Analysts love the stock. Of the 19 analysts covering GLPI, 15 rate it a “buy,” with just one analyst giving it an “underweight” rating. Their average target price of $55.30 is 16% higher than the current price. In this market, that sounds pretty good to me.
Dave & Buster’s Entertainment (PLAY)
I recently suggested that the operator of high-volume entertainment and dining venues was on the road to recovery from the pandemic. As such, Dave & Buster’s (NASDAQ:PLAY) has a shot at delivering outsized returns for investors over the next five years.
The company has 200 locations in the U.S. and Canada and is looking to expand internationally. Management recently announced it signed a multi-unit development agreement with Abdul Mohsen Al Hokair Holding Group, an owner of 91 entertainment centers and 35 hotels in Saudi Arabia and the United Arab Emirates. The deal calls for Al Hokair to open 11 locations in Saudi Arabia, UAE and Egypt. This is the first of many moves by new Dave & Buster’s CEO Chris Morris to reignite the company’s growth engine.
The company reported record revenue for the second quarter of $468.4 million. Granted, $51.4 million of that was from its June acquisition of Main Event, an operator of more than 50 family entertainment centers in the U.S., in June. Oh, and by the way, Morris was Main Event’s CEO, so he must have been doing something right to end up in the top job.
Dave & Buster’s is one of those companies that has shown flashes of brilliance mixed in with periods of mediocrity.

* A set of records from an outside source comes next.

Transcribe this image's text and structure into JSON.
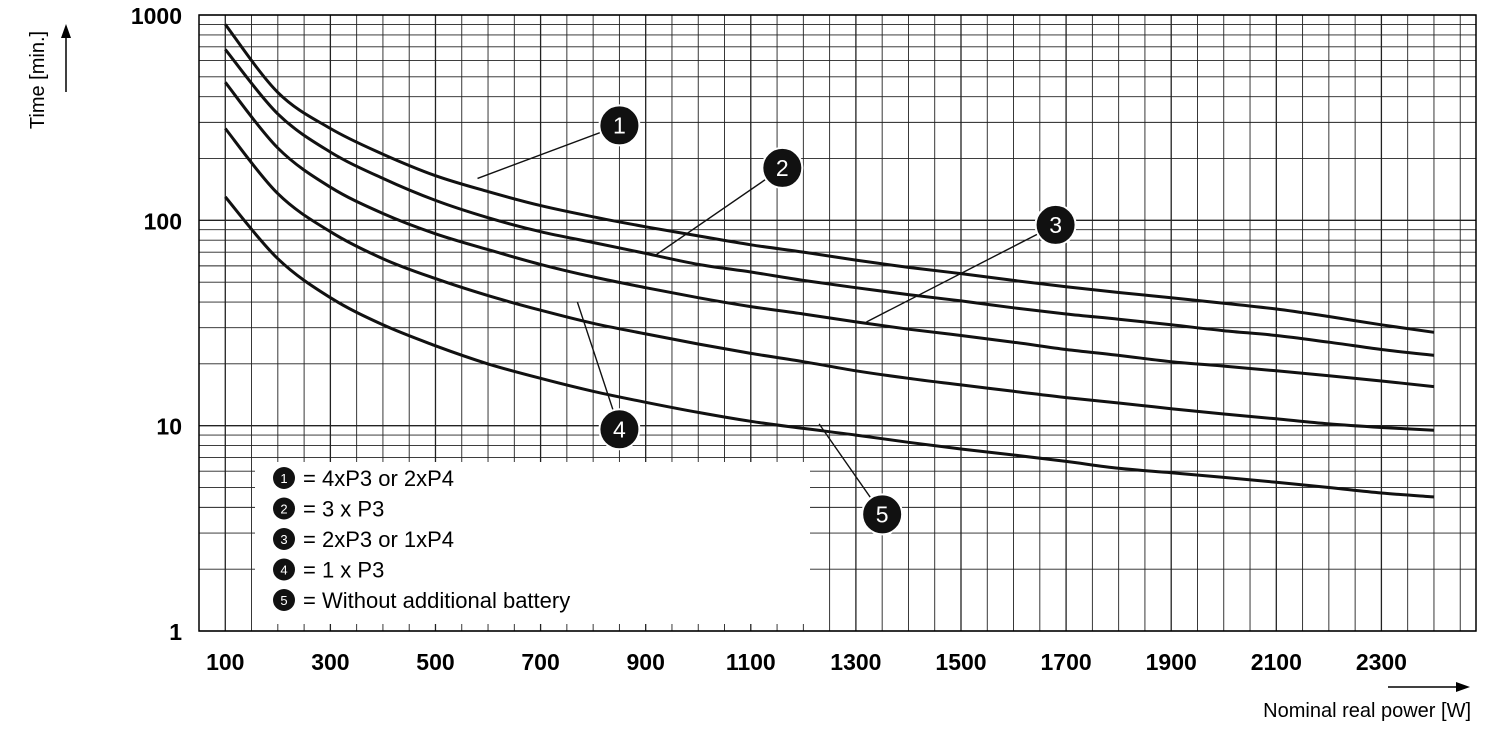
{
  "chart_data": {
    "type": "line",
    "xlabel": "Nominal real power [W]",
    "ylabel": "Time [min.]",
    "x_scale": "linear",
    "y_scale": "log",
    "xlim": [
      50,
      2480
    ],
    "ylim": [
      1,
      1000
    ],
    "grid": true,
    "x_ticks": [
      "100",
      "300",
      "500",
      "700",
      "900",
      "1100",
      "1300",
      "1500",
      "1700",
      "1900",
      "2100",
      "2300"
    ],
    "y_ticks": [
      "1",
      "10",
      "100",
      "1000"
    ],
    "legend_position": "bottom-left",
    "legend": [
      {
        "num": "1",
        "label": "= 4xP3 or 2xP4"
      },
      {
        "num": "2",
        "label": "= 3 x P3"
      },
      {
        "num": "3",
        "label": "= 2xP3 or 1xP4"
      },
      {
        "num": "4",
        "label": "= 1 x P3"
      },
      {
        "num": "5",
        "label": "= Without additional battery"
      }
    ],
    "series": [
      {
        "name": "1",
        "x": [
          100,
          200,
          300,
          400,
          500,
          600,
          700,
          800,
          900,
          1000,
          1100,
          1200,
          1300,
          1400,
          1500,
          1600,
          1700,
          1800,
          1900,
          2000,
          2100,
          2200,
          2300,
          2400
        ],
        "y": [
          900,
          420,
          280,
          210,
          165,
          138,
          118,
          104,
          93,
          84,
          76,
          70,
          64,
          59,
          55,
          51,
          47.5,
          44.5,
          42,
          39.5,
          37,
          34,
          31,
          28.5
        ]
      },
      {
        "name": "2",
        "x": [
          100,
          200,
          300,
          400,
          500,
          600,
          700,
          800,
          900,
          1000,
          1100,
          1200,
          1300,
          1400,
          1500,
          1600,
          1700,
          1800,
          1900,
          2000,
          2100,
          2200,
          2300,
          2400
        ],
        "y": [
          680,
          330,
          215,
          160,
          125,
          103,
          88,
          78,
          69,
          61,
          56,
          51,
          47,
          43.5,
          40.5,
          37.5,
          35,
          33,
          31,
          29,
          27.5,
          25.5,
          23.5,
          22
        ]
      },
      {
        "name": "3",
        "x": [
          100,
          200,
          300,
          400,
          500,
          600,
          700,
          800,
          900,
          1000,
          1100,
          1200,
          1300,
          1400,
          1500,
          1600,
          1700,
          1800,
          1900,
          2000,
          2100,
          2200,
          2300,
          2400
        ],
        "y": [
          470,
          225,
          145,
          108,
          86,
          72,
          61,
          53,
          47,
          42,
          38,
          35,
          32,
          29.5,
          27.5,
          25.5,
          23.5,
          22,
          20.5,
          19.5,
          18.5,
          17.5,
          16.5,
          15.5
        ]
      },
      {
        "name": "4",
        "x": [
          100,
          200,
          300,
          400,
          500,
          600,
          700,
          800,
          900,
          1000,
          1100,
          1200,
          1300,
          1400,
          1500,
          1600,
          1700,
          1800,
          1900,
          2000,
          2100,
          2200,
          2300,
          2400
        ],
        "y": [
          280,
          135,
          88,
          65,
          52,
          43,
          36.5,
          31.5,
          28,
          25,
          22.5,
          20.5,
          18.5,
          17,
          15.8,
          14.7,
          13.7,
          12.9,
          12.1,
          11.4,
          10.8,
          10.2,
          9.8,
          9.5
        ]
      },
      {
        "name": "5",
        "x": [
          100,
          200,
          300,
          400,
          500,
          600,
          700,
          800,
          900,
          1000,
          1100,
          1200,
          1300,
          1400,
          1500,
          1600,
          1700,
          1800,
          1900,
          2000,
          2100,
          2200,
          2300,
          2400
        ],
        "y": [
          130,
          65,
          42,
          31,
          24.5,
          20,
          17,
          14.7,
          13,
          11.6,
          10.5,
          9.7,
          9,
          8.3,
          7.7,
          7.2,
          6.7,
          6.2,
          5.9,
          5.6,
          5.3,
          5.0,
          4.7,
          4.5
        ]
      }
    ],
    "callouts": [
      {
        "num": "1",
        "target_x": 580,
        "target_y": 160,
        "label_x": 850,
        "label_y": 290
      },
      {
        "num": "2",
        "target_x": 920,
        "target_y": 68,
        "label_x": 1160,
        "label_y": 180
      },
      {
        "num": "3",
        "target_x": 1320,
        "target_y": 32,
        "label_x": 1680,
        "label_y": 95
      },
      {
        "num": "4",
        "target_x": 770,
        "target_y": 40,
        "label_x": 850,
        "label_y": 9.6
      },
      {
        "num": "5",
        "target_x": 1230,
        "target_y": 10.2,
        "label_x": 1350,
        "label_y": 3.7
      }
    ]
  }
}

While it’s no slam dunk, I expect Morris will take investors on a nice ride, which could make it one of the best sin stocks to own.
Pernod Ricard (PRNDY)
I thought about taking Diageo (NYSE:DEO), the larger of the two liquor giants in the AdvisorShares Vice ETF’s top holdings. However, I find Pernod Ricard’s (OTCMKTS:PRNDY) brands and overall story much more interesting. It’s a personal thing. No slight against Diageo and all it has going on.
Pernod Ricard was the creation of a 1975 merger between two French anise-based spirits companies: Pernod and Ricard. Together, they had 213 years of industry experience at the time of their merger. Since then, the company’s added first-rate brands including Jameson Irish Whiskey, Jacob’s Creek wine, Chivas Regal and The Glenlivet.
On Sept. 1, the company announced fiscal 2022 full-year results that included a 17% increase in organic revenue with double-digit increases across all its geographic operating regions. Highlights included a strong rebound in travel retail, which was gutted during the pandemic.
Free cash flow, something near and dear to me, was 1.93 billion euros ($1.93 billion), almost 100% of its net profit in 2022. Its free cash flow yield is 4% ($1.93 billion FCF divided by $48.3 billion market cap). I consider a stock with a FCF yield between 4% and 8% reasonably priced.
Across all of the major financial ratios, PRNDY stock is reasonably cheap. For instance, its earnings yield is 3.57, higher than it’s been since 2018.
Down 22.5% year to date, shares are ready to go on a run.
On the date of publication, Will Ashworth did not have (either directly or indirectly) any positions in the securities mentioned in this article. The opinions expressed in this article are those of the writer, subject to the InvestorPlace.com Publishing Guidelines.